The School Dropout Dilemma

Posted by Janet Heinsler on March 02, 2015

It has been estimated that 1.3 million high school students drop out of school each year. Most of us don’t ever think this will be a problem for our kids but the truth of the matter is that 1 in every five students between the 10th and 12th grade will drop out. This is a problem for both the parent and teen for many obvious reasons.
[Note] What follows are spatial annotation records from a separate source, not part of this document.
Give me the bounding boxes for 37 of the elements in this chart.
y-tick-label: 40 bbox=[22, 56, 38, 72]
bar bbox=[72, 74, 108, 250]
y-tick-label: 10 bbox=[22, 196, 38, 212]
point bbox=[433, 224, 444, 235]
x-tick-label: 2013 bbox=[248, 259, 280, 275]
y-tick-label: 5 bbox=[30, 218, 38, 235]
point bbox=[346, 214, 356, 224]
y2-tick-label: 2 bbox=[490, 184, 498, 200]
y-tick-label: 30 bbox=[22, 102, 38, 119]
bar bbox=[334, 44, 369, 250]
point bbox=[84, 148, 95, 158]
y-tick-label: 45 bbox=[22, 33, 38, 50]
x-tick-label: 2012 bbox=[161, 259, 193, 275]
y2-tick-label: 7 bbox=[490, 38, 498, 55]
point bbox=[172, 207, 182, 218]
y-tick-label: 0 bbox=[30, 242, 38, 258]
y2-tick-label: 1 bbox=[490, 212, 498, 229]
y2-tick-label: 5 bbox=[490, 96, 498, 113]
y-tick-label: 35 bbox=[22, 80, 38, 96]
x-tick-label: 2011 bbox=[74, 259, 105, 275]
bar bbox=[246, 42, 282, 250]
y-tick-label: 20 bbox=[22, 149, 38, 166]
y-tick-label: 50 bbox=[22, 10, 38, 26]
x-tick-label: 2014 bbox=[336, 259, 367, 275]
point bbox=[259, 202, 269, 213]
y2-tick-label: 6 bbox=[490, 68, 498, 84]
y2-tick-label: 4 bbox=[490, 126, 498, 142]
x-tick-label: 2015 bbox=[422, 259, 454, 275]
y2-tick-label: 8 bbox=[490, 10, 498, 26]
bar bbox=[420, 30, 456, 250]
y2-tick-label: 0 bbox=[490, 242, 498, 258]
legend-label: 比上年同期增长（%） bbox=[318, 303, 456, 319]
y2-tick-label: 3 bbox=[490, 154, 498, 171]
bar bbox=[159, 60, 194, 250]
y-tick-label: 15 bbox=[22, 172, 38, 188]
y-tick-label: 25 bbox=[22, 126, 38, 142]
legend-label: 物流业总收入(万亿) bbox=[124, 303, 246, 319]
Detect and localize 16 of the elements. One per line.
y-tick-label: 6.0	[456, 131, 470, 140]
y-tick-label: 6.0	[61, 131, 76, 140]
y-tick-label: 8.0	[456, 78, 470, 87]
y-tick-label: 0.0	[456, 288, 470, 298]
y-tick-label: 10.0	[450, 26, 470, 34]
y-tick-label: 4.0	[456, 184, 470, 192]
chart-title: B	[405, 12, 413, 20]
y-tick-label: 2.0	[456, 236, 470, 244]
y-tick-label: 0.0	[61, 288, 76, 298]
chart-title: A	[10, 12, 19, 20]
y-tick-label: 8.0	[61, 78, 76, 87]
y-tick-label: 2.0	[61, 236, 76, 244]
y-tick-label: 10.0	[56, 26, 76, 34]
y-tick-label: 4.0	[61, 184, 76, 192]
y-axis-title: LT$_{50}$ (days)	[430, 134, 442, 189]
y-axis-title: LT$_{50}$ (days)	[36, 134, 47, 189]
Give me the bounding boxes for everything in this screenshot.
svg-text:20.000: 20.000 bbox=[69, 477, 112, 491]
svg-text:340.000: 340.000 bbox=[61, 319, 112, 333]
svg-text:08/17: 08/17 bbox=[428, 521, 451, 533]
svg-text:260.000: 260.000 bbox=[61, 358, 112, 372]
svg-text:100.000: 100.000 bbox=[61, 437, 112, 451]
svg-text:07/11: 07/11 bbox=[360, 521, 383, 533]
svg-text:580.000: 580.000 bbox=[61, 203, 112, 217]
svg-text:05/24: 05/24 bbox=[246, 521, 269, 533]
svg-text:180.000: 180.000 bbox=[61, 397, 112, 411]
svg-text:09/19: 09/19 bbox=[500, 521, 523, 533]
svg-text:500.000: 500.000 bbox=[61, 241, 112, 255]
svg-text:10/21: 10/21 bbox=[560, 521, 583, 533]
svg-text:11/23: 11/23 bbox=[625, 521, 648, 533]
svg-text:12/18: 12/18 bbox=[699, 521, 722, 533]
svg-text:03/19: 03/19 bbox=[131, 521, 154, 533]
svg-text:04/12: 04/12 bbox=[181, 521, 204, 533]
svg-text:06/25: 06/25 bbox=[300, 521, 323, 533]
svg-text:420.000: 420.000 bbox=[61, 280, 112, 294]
One of these reasons is that high school dropouts make $260,000 less than their counterpart who has graduated. Not only will they make less but they are usually less happy because they more often than not are stuck in a dead end job. Why do teens drop out?

Parent Engagement

It was found in a study of over 5,000 dropouts that 75% of them dropped out because of lack of parental support. They cited that they did not receive enough encouragement from their parents. It has been shown that if the parents that are involved in a child’s education from early on then the child will be less likely to drop out. Children of parents who expressed the importance of education and helped their child with their support were more likely to stay in school.

Lack of Interest

This is probably the biggest reason that kids drop out of high school. Out of 10,000 students who dropped out, 7,000 reported that they dropped out because school was boring. Many attribute this to the generic course offerings of many high schools that don’t hold the interest of the child.

Academic Performance

As one would expect those students who do poorer in school are more likely to give up on school. Past research has shown that after third grade you should be reading to learn, not learning to read, and that how you do in middle school will determine how you do in high school and whether you will drop out.

Health Issues

There are a number of health and wellness factors that will determine if a student stays in school. These include whether the student gets pregnant, are they using drugs and alcohol, whether they have any special needs such as ADHD or dyslexia, and are they depressed or have a physical illness, or are they being abused in some manner.

Alternative Lifestyle

Some students through reading, peer pressure or just on their own come up with this idea that they want to live an alternative lifestyle where education is not necessary.

Family Economy

Many kids drop out of school to work and help support their family. Studies have shown that more students from a lower socio-economic status will drop out to work than those from an upper class home. In addition students working over 20 hours a week were more likely to drop out.

The best thing for a parent to do is be aware of what may turn your child off of school and work on it with them so that they may stay in school and get their degree.